Pamiętam , że jeszcze przed reformą PO były miejsca w przedszkolu zarówno dla 3 latków i 6 latków.
tak - ja również to pamiętam. tak samo jak pamiętam jak wiele dzieci moich znajomych nie dostało się do przedszkola z powodu tworzenia tylko jednych grup z danego rocznika. w momencie nałożenia obowiązku szkolnego dla 6 latków, w przedszkolu do którego chodzi moja córka, automatycznie utworzono 2 grupy z danego rocznika. z tego co kojarzę rodzice 3 latków byli bardzo zadowoleni z dodatkowych miejsc.
Władze gminy zaś mówią, że nie ma miejsc dla 6 latków w przedszkolach - bez analizy ile 3 latków ubiega się o miejsce w przedszkolu.
jakiej analizy
tendencja jest stała (przynajmniej w przedszkolu gdzie chodzi moja córka) - po 2 grupy z danego rocznika. na jakiej podstawie należy sądzić, że w wrześniu coś się zmieni i 3 latków uzbiera się tylko na jedną grupę?
Ze strony dyrektorki przedszkola spodziewałbym się więcej empatii i zrozumienia dla trudnej decyzji rodziców a nie prymitywnych nacisków, że te 6 latki które zostaną w przedszkolu będą w grupie z 3 latkami.

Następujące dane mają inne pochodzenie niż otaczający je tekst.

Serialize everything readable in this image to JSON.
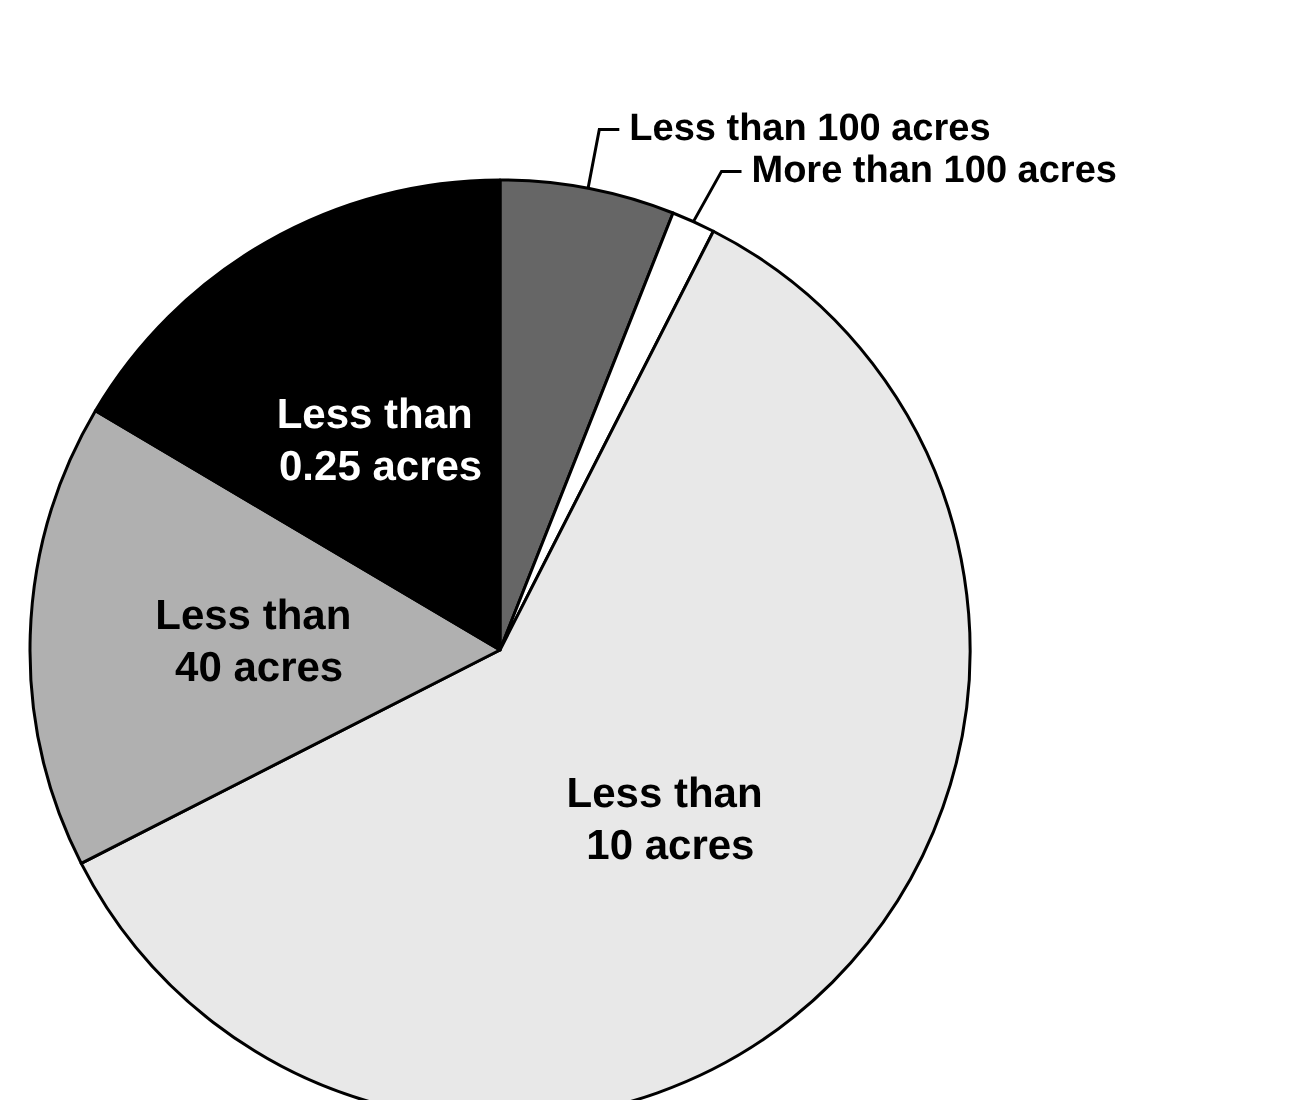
{
  "chart_data": {
    "type": "pie",
    "categories": [
      "Less than 100 acres",
      "More than 100 acres",
      "Less than 10 acres",
      "Less than 40 acres",
      "Less than 0.25 acres"
    ],
    "values": [
      6,
      1.5,
      60,
      16,
      16.5
    ],
    "colors": [
      "#666666",
      "#ffffff",
      "#e8e8e8",
      "#b0b0b0",
      "#000000"
    ],
    "legend": false
  }
}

a jak mają się zachować dyrektorzy przedszkoli twoim zdaniem? to jest jedyna odpowiedź. przecież nie przeniosą ich do grupy 5 latków, bo wtedy grupy będą zbyt liczne. drugą opcją jest przyjęcie mniej 3 latków. sam sobie odpowiedz - lepszy 6 latek w zerówce, czy 3 latek zamiast w przedszkolu to u babci.
I jest jeszcze jedna rzecz. z pewnością pewna część rodziców doskonale zdaje sobie sprawę, że ich dziecko doskonale poradzi sobie w szkole, jednakże z własnej wygody nie chcą go tam posyłać.